For almost about 3 hours at a stretch I kept on liking (wish there were a dislike option too) and posting a comment or two on the way occasionally. Suddenly, I felt like posting a scene from the Quinton Tarantino’s masterpiece “Pulp Fiction” on my timeline; the infamous “eenie meenie miney mo” scene but I refrained on the fear of being labelled a pervert and posted the “Goodbye” scene from the Merchant-Ivory’s “The Remains of the Day” as it was sure to boost my image as a suave and cultivated gentleman among my Facebook friends, especially the new comers to my friends list. Suddenly, the loudspeakers of the nearby mosque came to life again and the Imam[5] cleared his throat and started the announcement about the sad demise of a neighbor and the time of his funeral prayers. I immediately posted the same information on the Facebook before going upstairs to take some rest after a hectic session on the social media.Gone are the days when someone’s world used to be confined to the bounds of their rooms. Now the world was in their hands… confined to a thin box of 2 by 5 inch; a world that needed an electric bar to be shoved up its arse every couple of hours to keep it alive. The world had become a poor little thing! Likewise my arse also needed some rest before I started off my post-lunch sessions of TV and social media.

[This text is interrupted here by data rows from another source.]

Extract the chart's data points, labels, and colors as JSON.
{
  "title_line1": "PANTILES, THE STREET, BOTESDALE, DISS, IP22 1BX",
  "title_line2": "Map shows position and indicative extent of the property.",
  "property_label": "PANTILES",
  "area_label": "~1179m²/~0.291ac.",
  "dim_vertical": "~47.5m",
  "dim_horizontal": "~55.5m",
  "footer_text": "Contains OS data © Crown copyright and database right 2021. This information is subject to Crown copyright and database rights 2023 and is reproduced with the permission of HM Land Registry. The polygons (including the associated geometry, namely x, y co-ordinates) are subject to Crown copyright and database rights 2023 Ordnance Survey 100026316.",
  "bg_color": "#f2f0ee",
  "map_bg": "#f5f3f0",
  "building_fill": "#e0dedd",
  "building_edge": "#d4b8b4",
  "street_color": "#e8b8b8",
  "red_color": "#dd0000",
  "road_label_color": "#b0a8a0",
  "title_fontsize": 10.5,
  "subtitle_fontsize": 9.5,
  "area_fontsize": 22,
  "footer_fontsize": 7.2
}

Stepping out of home is getting more and more difficult day by day due to scarcity of time, even to go to the bank to deposit the pay orders sent by the tenants of a couple of hereditary properties, which thankfully have saved me from the humiliation of working 9 to 5 in some office. O yes, there was another fatigue that needed my attention but I just couldn’t find the time for its redressal as well: the Khula[6]papers sent by my estranged wife.


[1] A hilly area in KP province of Pakistan

[2] New Pakistan

[3] Old red-light area of Lahore

[4] Common salutation for a Muslim Scholar/Cleric 

[5] Custodian of a mosque/prayer leader

[6] Divorce claimed by a Muslim woman, giving up her certain rights.